Expatrié depuis le 6 mai  vers 13 heures,je suis rentré  ce 8 mai au soir puisqu'il est parti.Je découvre cet édito de Patrick Venries dans Sud Ouest que je vous invite à méditer.


Edito Sud Ouest 8 mai 2007

Un mariage, un enterrement


Patrick Venries

On ne sait pas encore si le concept de rupture sur lequel il a bâti sa campagne est un outil de marketing ou une véritable réflexion politique, mais la nuit au Fouquet's du nouveau président méritera de rester longtemps dans les annales de la République rénovée.
Quand on se souvient qu'à la fin des années 70 Bernadette Chirac faisait interdire les photos de son mari pique-niquant sur le capot d'une CX pendant une campagne législative en Corrèze, on mesure combien Nicolas Sarkozy a le don d'inventer un style.
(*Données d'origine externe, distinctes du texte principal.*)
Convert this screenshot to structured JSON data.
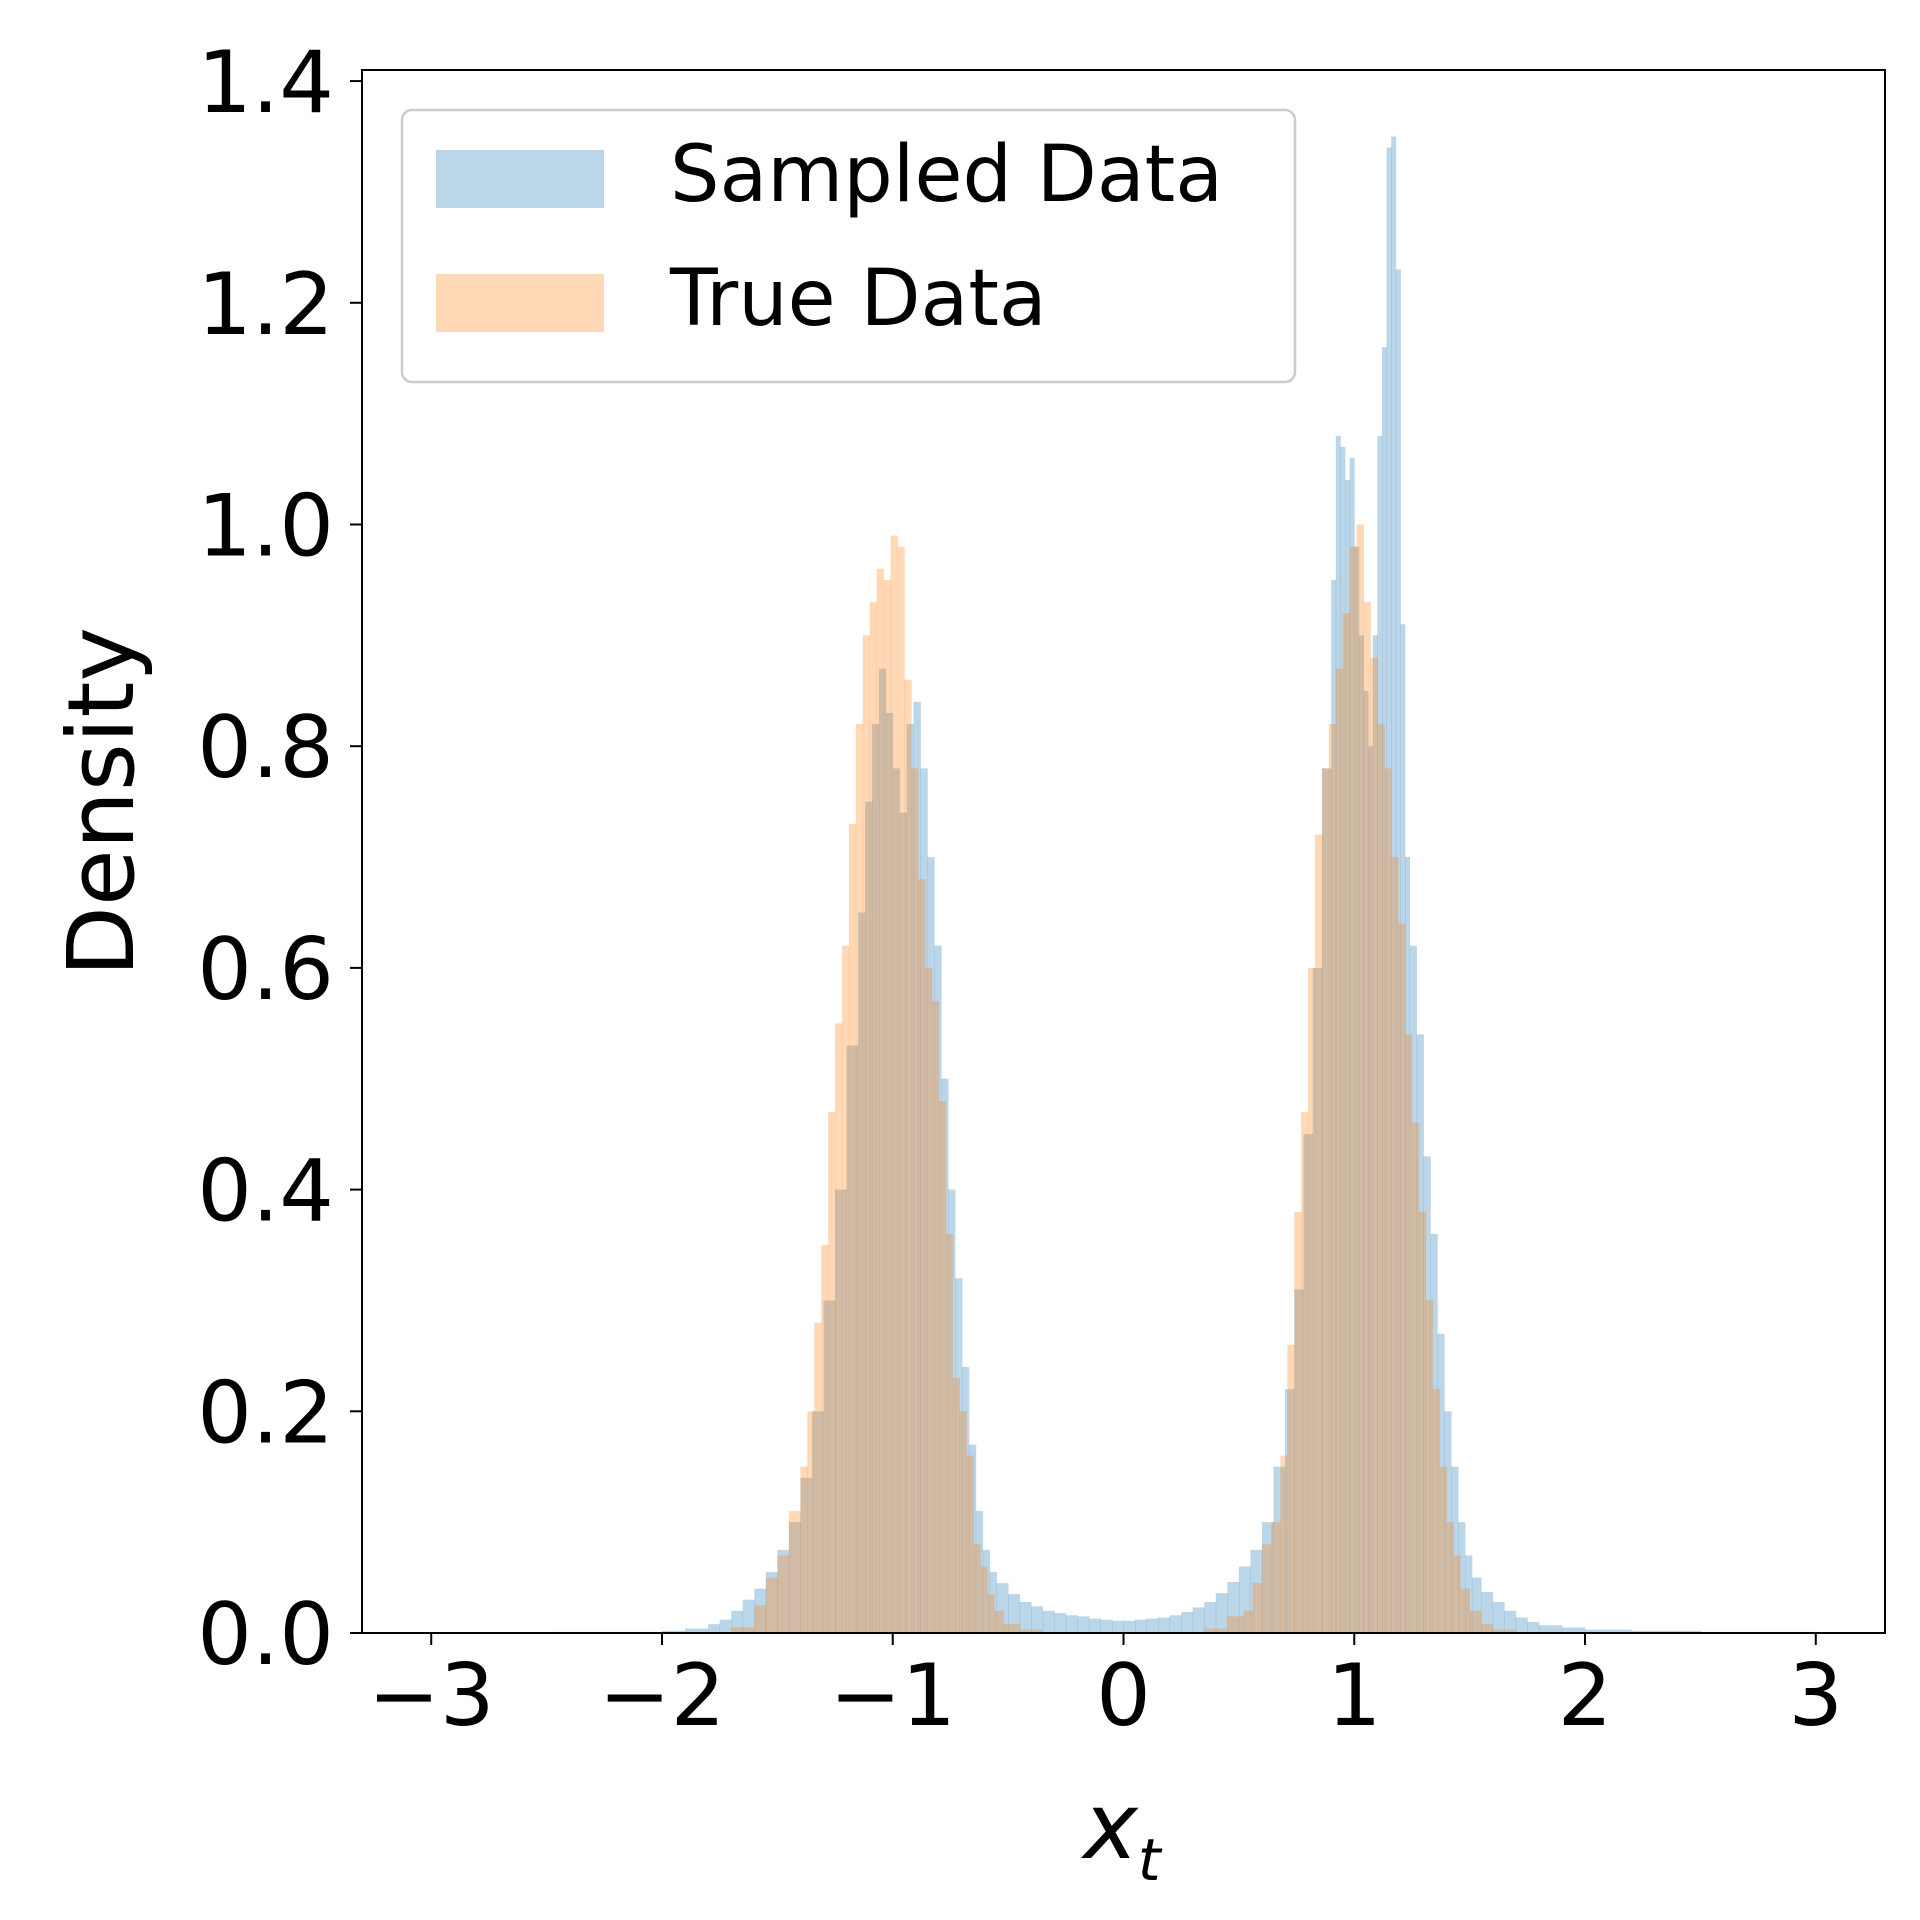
{
  "chart_data": {
    "type": "histogram",
    "xlabel": "x",
    "xlabel_subscript": "t",
    "ylabel": "Density",
    "xlim": [
      -3.3,
      3.3
    ],
    "ylim": [
      0,
      1.41
    ],
    "xticks": [
      -3,
      -2,
      -1,
      0,
      1,
      2,
      3
    ],
    "xtick_labels": [
      "−3",
      "−2",
      "−1",
      "0",
      "1",
      "2",
      "3"
    ],
    "yticks": [
      0.0,
      0.2,
      0.4,
      0.6,
      0.8,
      1.0,
      1.2,
      1.4
    ],
    "ytick_labels": [
      "0.0",
      "0.2",
      "0.4",
      "0.6",
      "0.8",
      "1.0",
      "1.2",
      "1.4"
    ],
    "legend_position": "upper-left",
    "grid": false,
    "series": [
      {
        "name": "Sampled Data",
        "color": "#1f77b4",
        "opacity": 0.3,
        "bins": [
          [
            -2.5,
            -2.0,
            0.001
          ],
          [
            -2.0,
            -1.9,
            0.002
          ],
          [
            -1.9,
            -1.8,
            0.004
          ],
          [
            -1.8,
            -1.75,
            0.008
          ],
          [
            -1.75,
            -1.7,
            0.012
          ],
          [
            -1.7,
            -1.65,
            0.02
          ],
          [
            -1.65,
            -1.6,
            0.03
          ],
          [
            -1.6,
            -1.55,
            0.04
          ],
          [
            -1.55,
            -1.5,
            0.055
          ],
          [
            -1.5,
            -1.45,
            0.075
          ],
          [
            -1.45,
            -1.4,
            0.1
          ],
          [
            -1.4,
            -1.35,
            0.14
          ],
          [
            -1.35,
            -1.3,
            0.2
          ],
          [
            -1.3,
            -1.25,
            0.3
          ],
          [
            -1.25,
            -1.2,
            0.4
          ],
          [
            -1.2,
            -1.15,
            0.53
          ],
          [
            -1.15,
            -1.12,
            0.65
          ],
          [
            -1.12,
            -1.09,
            0.75
          ],
          [
            -1.09,
            -1.06,
            0.82
          ],
          [
            -1.06,
            -1.03,
            0.87
          ],
          [
            -1.03,
            -1.0,
            0.83
          ],
          [
            -1.0,
            -0.97,
            0.78
          ],
          [
            -0.97,
            -0.94,
            0.74
          ],
          [
            -0.94,
            -0.91,
            0.82
          ],
          [
            -0.91,
            -0.88,
            0.84
          ],
          [
            -0.88,
            -0.85,
            0.78
          ],
          [
            -0.85,
            -0.82,
            0.7
          ],
          [
            -0.82,
            -0.79,
            0.62
          ],
          [
            -0.79,
            -0.76,
            0.5
          ],
          [
            -0.76,
            -0.73,
            0.4
          ],
          [
            -0.73,
            -0.7,
            0.32
          ],
          [
            -0.7,
            -0.67,
            0.24
          ],
          [
            -0.67,
            -0.64,
            0.17
          ],
          [
            -0.64,
            -0.61,
            0.11
          ],
          [
            -0.61,
            -0.58,
            0.075
          ],
          [
            -0.58,
            -0.55,
            0.055
          ],
          [
            -0.55,
            -0.5,
            0.045
          ],
          [
            -0.5,
            -0.45,
            0.035
          ],
          [
            -0.45,
            -0.4,
            0.028
          ],
          [
            -0.4,
            -0.35,
            0.024
          ],
          [
            -0.35,
            -0.3,
            0.02
          ],
          [
            -0.3,
            -0.25,
            0.018
          ],
          [
            -0.25,
            -0.2,
            0.016
          ],
          [
            -0.2,
            -0.15,
            0.015
          ],
          [
            -0.15,
            -0.1,
            0.013
          ],
          [
            -0.1,
            -0.05,
            0.012
          ],
          [
            -0.05,
            0.0,
            0.011
          ],
          [
            0.0,
            0.05,
            0.011
          ],
          [
            0.05,
            0.1,
            0.012
          ],
          [
            0.1,
            0.15,
            0.013
          ],
          [
            0.15,
            0.2,
            0.014
          ],
          [
            0.2,
            0.25,
            0.016
          ],
          [
            0.25,
            0.3,
            0.019
          ],
          [
            0.3,
            0.35,
            0.023
          ],
          [
            0.35,
            0.4,
            0.028
          ],
          [
            0.4,
            0.45,
            0.036
          ],
          [
            0.45,
            0.5,
            0.046
          ],
          [
            0.5,
            0.55,
            0.06
          ],
          [
            0.55,
            0.6,
            0.075
          ],
          [
            0.6,
            0.65,
            0.1
          ],
          [
            0.65,
            0.7,
            0.15
          ],
          [
            0.7,
            0.74,
            0.22
          ],
          [
            0.74,
            0.78,
            0.31
          ],
          [
            0.78,
            0.82,
            0.45
          ],
          [
            0.82,
            0.86,
            0.6
          ],
          [
            0.86,
            0.9,
            0.78
          ],
          [
            0.9,
            0.92,
            0.95
          ],
          [
            0.92,
            0.94,
            1.08
          ],
          [
            0.94,
            0.96,
            1.07
          ],
          [
            0.96,
            0.98,
            1.04
          ],
          [
            0.98,
            1.0,
            1.06
          ],
          [
            1.0,
            1.02,
            0.98
          ],
          [
            1.02,
            1.04,
            0.9
          ],
          [
            1.04,
            1.06,
            0.85
          ],
          [
            1.06,
            1.08,
            0.8
          ],
          [
            1.08,
            1.1,
            0.9
          ],
          [
            1.1,
            1.12,
            1.08
          ],
          [
            1.12,
            1.14,
            1.16
          ],
          [
            1.14,
            1.16,
            1.34
          ],
          [
            1.16,
            1.18,
            1.35
          ],
          [
            1.18,
            1.2,
            1.23
          ],
          [
            1.2,
            1.22,
            0.91
          ],
          [
            1.22,
            1.24,
            0.7
          ],
          [
            1.24,
            1.27,
            0.62
          ],
          [
            1.27,
            1.3,
            0.54
          ],
          [
            1.3,
            1.33,
            0.43
          ],
          [
            1.33,
            1.36,
            0.36
          ],
          [
            1.36,
            1.39,
            0.27
          ],
          [
            1.39,
            1.42,
            0.2
          ],
          [
            1.42,
            1.45,
            0.15
          ],
          [
            1.45,
            1.48,
            0.1
          ],
          [
            1.48,
            1.51,
            0.07
          ],
          [
            1.51,
            1.55,
            0.05
          ],
          [
            1.55,
            1.6,
            0.037
          ],
          [
            1.6,
            1.65,
            0.028
          ],
          [
            1.65,
            1.7,
            0.02
          ],
          [
            1.7,
            1.75,
            0.014
          ],
          [
            1.75,
            1.8,
            0.01
          ],
          [
            1.8,
            1.9,
            0.007
          ],
          [
            1.9,
            2.0,
            0.005
          ],
          [
            2.0,
            2.2,
            0.003
          ],
          [
            2.2,
            2.5,
            0.002
          ],
          [
            2.5,
            3.0,
            0.001
          ]
        ]
      },
      {
        "name": "True Data",
        "color": "#ff7f0e",
        "opacity": 0.3,
        "bins": [
          [
            -1.7,
            -1.6,
            0.005
          ],
          [
            -1.6,
            -1.55,
            0.025
          ],
          [
            -1.55,
            -1.5,
            0.05
          ],
          [
            -1.5,
            -1.45,
            0.07
          ],
          [
            -1.45,
            -1.4,
            0.11
          ],
          [
            -1.4,
            -1.37,
            0.15
          ],
          [
            -1.37,
            -1.34,
            0.2
          ],
          [
            -1.34,
            -1.31,
            0.28
          ],
          [
            -1.31,
            -1.28,
            0.35
          ],
          [
            -1.28,
            -1.25,
            0.47
          ],
          [
            -1.25,
            -1.22,
            0.55
          ],
          [
            -1.22,
            -1.19,
            0.62
          ],
          [
            -1.19,
            -1.16,
            0.73
          ],
          [
            -1.16,
            -1.13,
            0.82
          ],
          [
            -1.13,
            -1.1,
            0.9
          ],
          [
            -1.1,
            -1.07,
            0.93
          ],
          [
            -1.07,
            -1.04,
            0.96
          ],
          [
            -1.04,
            -1.01,
            0.95
          ],
          [
            -1.01,
            -0.98,
            0.99
          ],
          [
            -0.98,
            -0.95,
            0.98
          ],
          [
            -0.95,
            -0.92,
            0.86
          ],
          [
            -0.92,
            -0.89,
            0.78
          ],
          [
            -0.89,
            -0.86,
            0.68
          ],
          [
            -0.86,
            -0.83,
            0.6
          ],
          [
            -0.83,
            -0.8,
            0.57
          ],
          [
            -0.8,
            -0.77,
            0.48
          ],
          [
            -0.77,
            -0.74,
            0.36
          ],
          [
            -0.74,
            -0.71,
            0.23
          ],
          [
            -0.71,
            -0.68,
            0.2
          ],
          [
            -0.68,
            -0.65,
            0.16
          ],
          [
            -0.65,
            -0.62,
            0.08
          ],
          [
            -0.62,
            -0.59,
            0.06
          ],
          [
            -0.59,
            -0.56,
            0.035
          ],
          [
            -0.56,
            -0.52,
            0.02
          ],
          [
            -0.52,
            -0.45,
            0.008
          ],
          [
            -0.45,
            -0.35,
            0.003
          ],
          [
            0.35,
            0.45,
            0.004
          ],
          [
            0.45,
            0.52,
            0.015
          ],
          [
            0.52,
            0.56,
            0.02
          ],
          [
            0.56,
            0.6,
            0.045
          ],
          [
            0.6,
            0.64,
            0.08
          ],
          [
            0.64,
            0.68,
            0.1
          ],
          [
            0.68,
            0.71,
            0.16
          ],
          [
            0.71,
            0.74,
            0.26
          ],
          [
            0.74,
            0.77,
            0.38
          ],
          [
            0.77,
            0.8,
            0.47
          ],
          [
            0.8,
            0.83,
            0.6
          ],
          [
            0.83,
            0.86,
            0.72
          ],
          [
            0.86,
            0.89,
            0.78
          ],
          [
            0.89,
            0.92,
            0.82
          ],
          [
            0.92,
            0.95,
            0.87
          ],
          [
            0.95,
            0.98,
            0.92
          ],
          [
            0.98,
            1.01,
            0.98
          ],
          [
            1.01,
            1.04,
            1.0
          ],
          [
            1.04,
            1.07,
            0.93
          ],
          [
            1.07,
            1.1,
            0.88
          ],
          [
            1.1,
            1.13,
            0.82
          ],
          [
            1.13,
            1.16,
            0.78
          ],
          [
            1.16,
            1.19,
            0.7
          ],
          [
            1.19,
            1.22,
            0.64
          ],
          [
            1.22,
            1.25,
            0.54
          ],
          [
            1.25,
            1.28,
            0.46
          ],
          [
            1.28,
            1.31,
            0.38
          ],
          [
            1.31,
            1.34,
            0.3
          ],
          [
            1.34,
            1.37,
            0.22
          ],
          [
            1.37,
            1.4,
            0.15
          ],
          [
            1.4,
            1.43,
            0.1
          ],
          [
            1.43,
            1.46,
            0.07
          ],
          [
            1.46,
            1.5,
            0.04
          ],
          [
            1.5,
            1.55,
            0.02
          ],
          [
            1.55,
            1.6,
            0.008
          ],
          [
            1.6,
            1.7,
            0.003
          ]
        ]
      }
    ]
  }
}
L'histoire nous dira si, quelques heures après un discours d'une inusuelle gravité, l'affaire est du meilleur goût. Mais on ne peut nier qu'une nouvelle manière d'exercer le pouvoir se dessine. Jean, chemise blanche et blazer bleu marine : l'habit ne fait plus le moine. Avant sa retraite monacale, Nicolas Sarkozy est resté fidèle à lui-même. Il a toujours l'air de ressembler aux gens que l'on croise dans la rue.
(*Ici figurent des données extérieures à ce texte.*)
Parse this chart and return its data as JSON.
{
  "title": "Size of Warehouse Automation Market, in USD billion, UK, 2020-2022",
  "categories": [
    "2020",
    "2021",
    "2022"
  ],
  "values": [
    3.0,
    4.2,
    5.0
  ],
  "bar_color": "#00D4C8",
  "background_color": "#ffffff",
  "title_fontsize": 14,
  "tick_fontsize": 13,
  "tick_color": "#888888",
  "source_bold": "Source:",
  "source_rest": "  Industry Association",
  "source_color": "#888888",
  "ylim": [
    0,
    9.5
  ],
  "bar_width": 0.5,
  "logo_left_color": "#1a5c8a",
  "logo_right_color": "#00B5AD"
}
Cet aspect d'une personnalité somme toute banale contraste avec l'exceptionnelle vision politique d'un homme qui a réussi ce qu'aucun autre prédécesseurs n'avait simplement imaginé :réussir le mariage de la droite française. Du Centre droit au Front national, Nicolas Sarkozy a réconcilié un bloc politique sans se priver de miner les fondements historiques de la gauche. On comprend mieux aujourd'hui pourquoi dimanche soir, les visages des vainqueurs du scrutin affichaient plus de soulagement que de triomphalisme. C'est un 8 mai 81 à l'envers qu'a réussi Nicolas Sarkozy. Majoritaire depuis de nombreuses années dans le pays, la droite souffrait du surmoi de la gauche. En s'attaquant aux idées plutôt qu'aux appareils, le nouveau, le nouveau président de la république a construit une modernité dont il abuse déjà .
Suffit-il d'avoir toujours l'air d'être habillé pour une noce pour se vêtir des habits de l'alternance ? La question mérite d'être posée à Ségolène Royal, parée de blanc pour ce qui était, dimanche soir,le troisième enterrement de la gauche ? Que faire d'une défaite ? la transformer en victoire ou la noyer dans le chagrin, comme nous le fit voir Dominique Strauss-Kahn ?
La nette victoire de Sarkozy aurait pu couper le parti socialiste en deux. D'un côté le modèle travailliste anglais des années 70, de l'autre la social–démocratie européenne de centre gauche. En mal d'alliance, le PS aurait simplement eu à choisir entre deux motions. Mais sa crise est beaucoup plus profonde. Elle s'appelle Ségolène Royal et les dix-sept millions de voix dont elle revendique la complète propriété. Venue de nulle part, elle était le symptôme de la crise de la gauche. En est-elle devenue le remède ? L'appareil socialiste n'a pas fini d'en débattre.